On NVIDIA GPUs, generated kernels may be emitted through Triton. On CPUs, PyTorch may generate C++ code using vectorised loops and threading. On other hardware, different backends and libraries come into play. This means that graph compilation is not a single optimisation. It is a pipeline of decisions: preserve this operation, fuse those operations, specialise for these input shapes, choose this backend, generate this code, and call this library where it is already better than anything we should generate ourselves.

Overview

So the stack looks something like this. At the top, we have ordinary Python code defining a model. In eager mode, Python drives execution operation by operation. Each important tensor operation dispatches into ATen, where compiled implementations do the real numerical work. With torch.compile, Dynamo observes the Python execution and captures a graph. Inductor then optimises that graph and lowers it towards efficient kernels. Finally, those kernels execute on the target hardware: CPU vector units, GPU streaming multiprocessors, matrix engines, memory hierarchies, and vendor libraries.

The PyTorch inference stack A single forward pass moves down a stack of layers: from the Python model, to ATen operators, to a captured graph, to generated kernels and vendor libraries, and finally to hardware. Each arrow is labelled with the tool that bridges the two layers. Python model (nn.Module) ATen operators (C++) graph of ATen ops generated kernels / vendor libs hardware eager dispatch TorchDynamo (graph capture) TorchInductor (lower + fuse) Triton / C++ codegen
A forward pass moves down the stack, with each arrow showing the tool that bridges one layer to the next.

This is the basic mechanics of PyTorch inference. The pleasant research interface remains Python, but the performance-critical path is progressively pushed downward. First into C++. Then into graphs. Then into compiler transformations. Then into generated kernels or tuned libraries. The goal is to keep the model easy to write while making the repeated execution of that model look less like a dynamic Python program and more like a carefully scheduled computation.
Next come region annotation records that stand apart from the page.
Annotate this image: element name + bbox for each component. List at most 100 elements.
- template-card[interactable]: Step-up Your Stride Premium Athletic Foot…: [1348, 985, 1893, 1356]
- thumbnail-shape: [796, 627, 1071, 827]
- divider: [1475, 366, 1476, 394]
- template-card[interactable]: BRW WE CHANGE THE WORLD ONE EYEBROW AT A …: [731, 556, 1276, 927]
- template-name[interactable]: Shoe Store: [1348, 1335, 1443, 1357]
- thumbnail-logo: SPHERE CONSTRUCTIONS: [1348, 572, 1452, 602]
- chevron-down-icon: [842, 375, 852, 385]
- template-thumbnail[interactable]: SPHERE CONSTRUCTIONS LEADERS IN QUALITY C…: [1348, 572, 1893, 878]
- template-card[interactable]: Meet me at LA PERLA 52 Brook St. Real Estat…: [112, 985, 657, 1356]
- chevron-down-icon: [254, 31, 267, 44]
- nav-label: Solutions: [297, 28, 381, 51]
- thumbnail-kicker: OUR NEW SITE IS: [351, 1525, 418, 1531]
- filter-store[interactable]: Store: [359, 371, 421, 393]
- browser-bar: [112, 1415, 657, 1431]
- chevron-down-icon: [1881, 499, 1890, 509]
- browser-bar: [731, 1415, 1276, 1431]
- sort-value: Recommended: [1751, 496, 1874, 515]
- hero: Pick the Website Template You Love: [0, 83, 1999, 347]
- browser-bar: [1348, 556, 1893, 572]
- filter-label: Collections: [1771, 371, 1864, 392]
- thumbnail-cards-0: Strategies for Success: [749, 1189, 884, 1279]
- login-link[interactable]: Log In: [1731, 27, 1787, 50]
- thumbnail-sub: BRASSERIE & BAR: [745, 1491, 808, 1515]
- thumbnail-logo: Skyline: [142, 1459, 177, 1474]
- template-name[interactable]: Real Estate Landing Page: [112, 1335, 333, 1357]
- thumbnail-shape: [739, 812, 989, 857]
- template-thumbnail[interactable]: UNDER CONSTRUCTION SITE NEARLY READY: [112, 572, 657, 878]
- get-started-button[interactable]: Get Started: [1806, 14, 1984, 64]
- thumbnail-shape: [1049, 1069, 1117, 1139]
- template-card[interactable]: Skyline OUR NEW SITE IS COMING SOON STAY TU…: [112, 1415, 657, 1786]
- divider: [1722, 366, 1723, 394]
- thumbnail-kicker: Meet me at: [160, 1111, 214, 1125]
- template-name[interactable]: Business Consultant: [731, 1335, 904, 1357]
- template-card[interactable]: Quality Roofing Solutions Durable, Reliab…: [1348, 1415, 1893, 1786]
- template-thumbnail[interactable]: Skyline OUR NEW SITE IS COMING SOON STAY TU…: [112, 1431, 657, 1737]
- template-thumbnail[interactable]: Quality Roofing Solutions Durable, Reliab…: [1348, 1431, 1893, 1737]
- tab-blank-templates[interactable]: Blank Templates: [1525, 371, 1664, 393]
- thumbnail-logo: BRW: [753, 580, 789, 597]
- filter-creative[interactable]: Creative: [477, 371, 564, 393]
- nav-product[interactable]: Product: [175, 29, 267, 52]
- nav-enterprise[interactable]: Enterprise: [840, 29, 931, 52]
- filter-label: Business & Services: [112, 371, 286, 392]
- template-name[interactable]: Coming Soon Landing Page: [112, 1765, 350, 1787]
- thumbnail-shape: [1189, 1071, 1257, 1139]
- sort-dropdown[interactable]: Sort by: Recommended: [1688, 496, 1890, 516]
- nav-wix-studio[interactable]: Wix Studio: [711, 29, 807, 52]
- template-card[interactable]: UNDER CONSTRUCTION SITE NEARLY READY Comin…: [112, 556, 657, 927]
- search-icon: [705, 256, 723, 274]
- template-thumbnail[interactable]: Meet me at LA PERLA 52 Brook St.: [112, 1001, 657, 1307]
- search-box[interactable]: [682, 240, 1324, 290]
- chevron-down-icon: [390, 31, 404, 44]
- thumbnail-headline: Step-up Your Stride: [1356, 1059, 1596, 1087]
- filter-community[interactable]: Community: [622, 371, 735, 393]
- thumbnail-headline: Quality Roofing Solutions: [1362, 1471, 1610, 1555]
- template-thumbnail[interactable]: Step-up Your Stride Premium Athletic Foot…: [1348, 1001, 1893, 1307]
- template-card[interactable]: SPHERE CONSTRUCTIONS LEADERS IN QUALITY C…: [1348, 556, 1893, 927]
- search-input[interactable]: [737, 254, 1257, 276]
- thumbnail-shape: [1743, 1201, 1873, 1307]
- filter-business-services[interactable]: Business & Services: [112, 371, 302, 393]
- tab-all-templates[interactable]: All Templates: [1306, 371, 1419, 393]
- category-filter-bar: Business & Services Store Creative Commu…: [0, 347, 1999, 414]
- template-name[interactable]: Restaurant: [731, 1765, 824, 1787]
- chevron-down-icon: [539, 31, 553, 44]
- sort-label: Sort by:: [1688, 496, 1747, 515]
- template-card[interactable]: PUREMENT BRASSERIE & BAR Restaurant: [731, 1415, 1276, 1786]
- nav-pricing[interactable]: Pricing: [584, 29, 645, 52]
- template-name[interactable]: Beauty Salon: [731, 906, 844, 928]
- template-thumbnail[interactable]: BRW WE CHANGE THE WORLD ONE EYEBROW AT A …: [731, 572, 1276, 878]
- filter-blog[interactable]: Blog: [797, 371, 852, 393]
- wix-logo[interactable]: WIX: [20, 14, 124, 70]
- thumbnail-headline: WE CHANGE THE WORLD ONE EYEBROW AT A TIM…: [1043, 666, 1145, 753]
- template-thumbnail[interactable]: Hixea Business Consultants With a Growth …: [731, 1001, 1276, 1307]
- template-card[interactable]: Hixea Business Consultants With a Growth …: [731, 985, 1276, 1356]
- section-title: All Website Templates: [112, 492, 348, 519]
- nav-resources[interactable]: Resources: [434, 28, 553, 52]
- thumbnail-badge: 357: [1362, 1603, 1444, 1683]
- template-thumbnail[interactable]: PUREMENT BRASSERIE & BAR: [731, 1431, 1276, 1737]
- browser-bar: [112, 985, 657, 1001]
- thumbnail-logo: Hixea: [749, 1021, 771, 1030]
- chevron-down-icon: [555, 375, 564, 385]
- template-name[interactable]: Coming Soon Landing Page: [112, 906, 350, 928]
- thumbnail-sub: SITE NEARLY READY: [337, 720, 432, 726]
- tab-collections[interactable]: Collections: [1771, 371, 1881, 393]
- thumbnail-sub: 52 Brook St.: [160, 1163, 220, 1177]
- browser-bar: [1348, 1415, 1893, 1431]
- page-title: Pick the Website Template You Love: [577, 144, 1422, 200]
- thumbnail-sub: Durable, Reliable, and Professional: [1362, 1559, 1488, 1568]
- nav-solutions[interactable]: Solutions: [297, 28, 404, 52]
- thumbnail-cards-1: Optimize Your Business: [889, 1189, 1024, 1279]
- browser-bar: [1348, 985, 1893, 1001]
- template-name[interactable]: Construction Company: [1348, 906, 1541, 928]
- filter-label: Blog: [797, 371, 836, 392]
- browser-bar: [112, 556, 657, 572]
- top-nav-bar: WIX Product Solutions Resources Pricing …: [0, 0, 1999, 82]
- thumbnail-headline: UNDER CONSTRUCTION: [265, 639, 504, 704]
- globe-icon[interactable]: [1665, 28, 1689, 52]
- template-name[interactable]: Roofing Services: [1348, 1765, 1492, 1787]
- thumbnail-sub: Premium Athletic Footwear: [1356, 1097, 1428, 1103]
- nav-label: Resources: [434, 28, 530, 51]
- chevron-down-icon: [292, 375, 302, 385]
For LLM serving, this compiler stack is only part of the story. Large language models add their own systems problems: batching requests, managing the KV cache, choosing attention kernels, quantising weights, arranging memory layouts, and keeping expensive hardware busy during both prefill and decode. Frameworks such as vLLM, TensorRT-LLM, llama.cpp, and others often specialise heavily around these serving concerns. But the central idea is the same. Inference performance comes from turning flexibility into structure. PyTorch begins with a model written as ordinary Python. The inference stack tries to recover the plan hidden inside that Python program, optimise it, and lower it to the hardware without asking the user to write kernels by hand. That is the bargain PyTorch is trying to strike: keep the programming model expressive, but make the execution path increasingly static, compiled, and hardware-aware.